Page MenuHomePhabricator

Export a dataset of licenses of Toolforge tools (Toolforge Licenses Catalogue)
Open, Needs TriagePublic

Description

It would be nice to easily answer these questions:

  • which tools are under the license "WTPL"
  • which tools are under the CC Zero
  • etc.

So maybe we can create a tool to answer these questions :)

Context / Why

Having a dataset of adopted licenses of Toolforge tools would be useful for multiple reasons, including external research reasons, and internal research to evaluate pathways for the parent-task T152581: Expand the Toolforge definition of "free license" to include FSF-approved and DFSG-compatible licenses (created in December 2016). So to discover if we have more tools with a «technically incompatible» license, like these licenses: https://phabricator.wikimedia.org/T152581#2859128

Again, some licenses are widely considered Open Source Licenses / Free Software Licenses, but some of these are «technically incompatible» with the Wikimedia Cloud ToS (section 4.3). So we are just trying to understand the situation.

The goal is to have data, to understand "potential ToS problems", and evaluate next paths. For example, if we have "many" tools with a «technically incompatible» license, we may want to consider to eventually improve the WMCS ToS to also include FSF-approved licenses (why not - anyway); instead of contacting every individual tool to consider a dual-license (which may be very complicated anyway, if the tool is not single-person-band).

Not just a 1-shoot export

This is probably not a one-shot dataset request. There is creative space to create a tool to generate such export of tools and their licenses.

So, this may be a small tool to access/generate such dataset, so after 1 year somebody can easily get the new data, in a simple way.

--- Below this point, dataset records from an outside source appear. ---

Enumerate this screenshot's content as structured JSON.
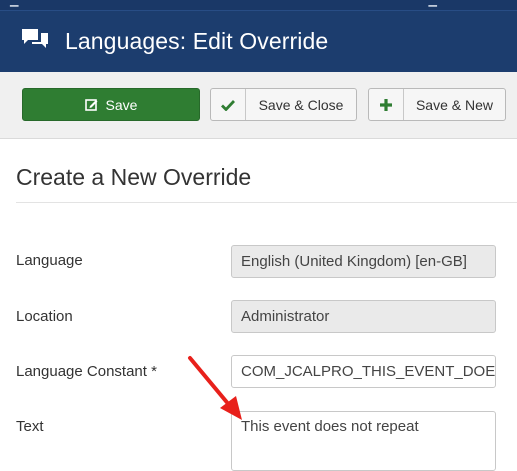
{
  "header": {
    "title": "Languages: Edit Override",
    "icon": "comments-icon",
    "background": "#1c3d6e"
  },
  "toolbar": {
    "save_label": "Save",
    "save_close_label": "Save & Close",
    "save_new_label": "Save & New",
    "save_color": "#2f7d32"
  },
  "form": {
    "section_title": "Create a New Override",
    "language": {
      "label": "Language",
      "value": "English (United Kingdom) [en-GB]"
    },
    "location": {
      "label": "Location",
      "value": "Administrator"
    },
    "constant": {
      "label": "Language Constant *",
      "value": "COM_JCALPRO_THIS_EVENT_DOES_NOT_REPEAT"
    },
    "text": {
      "label": "Text",
      "value": "This event does not repeat"
    }
  },
  "annotation": {
    "arrow_color": "#e8201b"
  }
}
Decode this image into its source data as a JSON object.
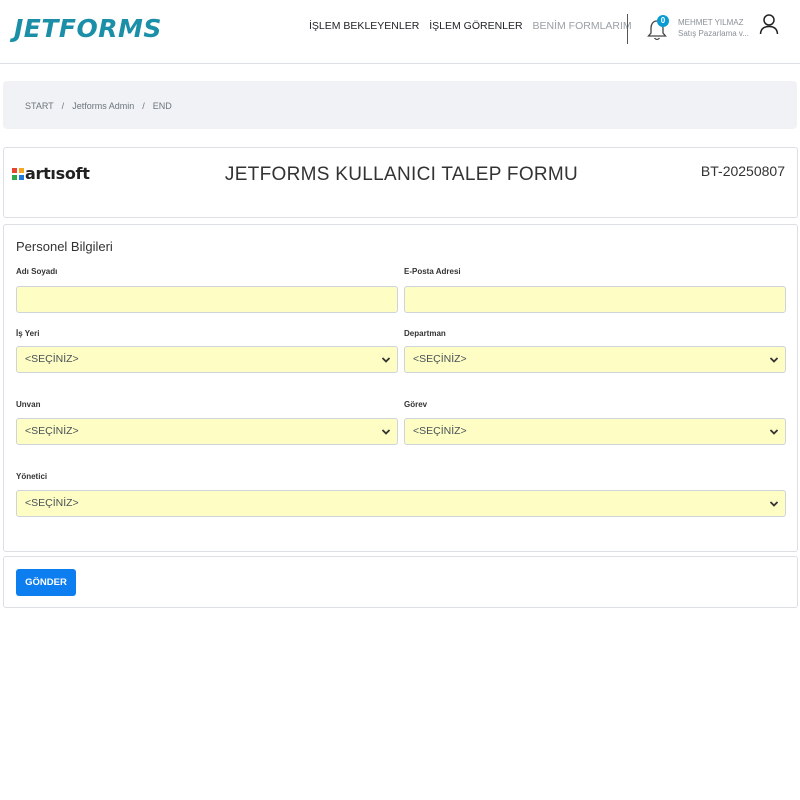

Anyway, yes, also a 1-shoot export would be something to start from.

Proposed Dataset: CSV

A simple CSV (comma separated values) generator with at least these columns would make the day:

  • tool identifier name (mandatory)
  • tool name (for humans) (mandatory)
  • tool repository URL (mandatory)
  • license name (for humans) (mandatory)
  • license identifier (SPDX) (optional)
  • last metadata update date (optional)

The tool may have multiple lines if we know the tool has multiple licenses / dual-licenses, etc.

The CSV dataset is good because it's easily usable even if you don't know how to develop software. For example a CSV can be imported into a LibreOffice with few clicks, so to aggregate data and take decisions, which would be more difficult with JSON or Yaml etc.

We can then add other columns in the future.

Proposed Tool: "Toolforge Licenses Catalogue"

I propose to have a tool with an understandable name.

Minimal viable product:

  • Access to such dataset (download latest version CSV)

Good to have:

  • HTML table to see same results
  • minimal filters (at least, filter by some licenses)
  • ability to share your filters to others (so the filter is in the query string, e.g. ?licenses=WTFPL,CC0-1.0)

This seems good for an hackathon :)

Code Implementation

Some ideas:

The Toolhub search API is probably our best sourcing for this kind of information. It is not going to be anywhere near perfect, but the toolinfo records from Striker end up there along with more self-reported and community sourced data. https://toolhub.wikimedia.org/api-docs#get-/api/search/tools/

So this could be used to fetch the data "once", and store the complete dataset to the public; and refresh the data later etc.

Event Timeline

Also refer to https://www.wikidata.org/wiki/Wikidata:List_of_Wikimedia_tools_with_Wikidata_item
Licences, etc., are all structured data that can be easily integrated into the tools' Wikidata items.

Also refer to https://www.wikidata.org/wiki/Wikidata:List_of_Wikimedia_tools_with_Wikidata_item
Licences, etc., are all structured data that can be easily integrated into the tools' Wikidata items.

Thanks - and I'm now curious about:

  • how many tools are not in Wikidata
  • and if Toolforge tools are in scope anyway 🤔 - maybe a question for the Wikidata bar

I mean, blindly reading this, a Toolforge tool is not automatically in scope (?)

https://www.wikidata.org/wiki/Wikidata:Notability

If you want to share that question to the Wikidata bar, thanks for linking since I'm curious, if a mass-import would be appreciated. Just to open another task :P lol

  • and if Toolforge tools are in scope anyway 🤔 - maybe a question for the Wikidata bar

Harej asked Wikidata about making it the backend for Toolhub and was told the data was not a good fit. That's what led to my custom django backend. ¯\_(ツ)_/¯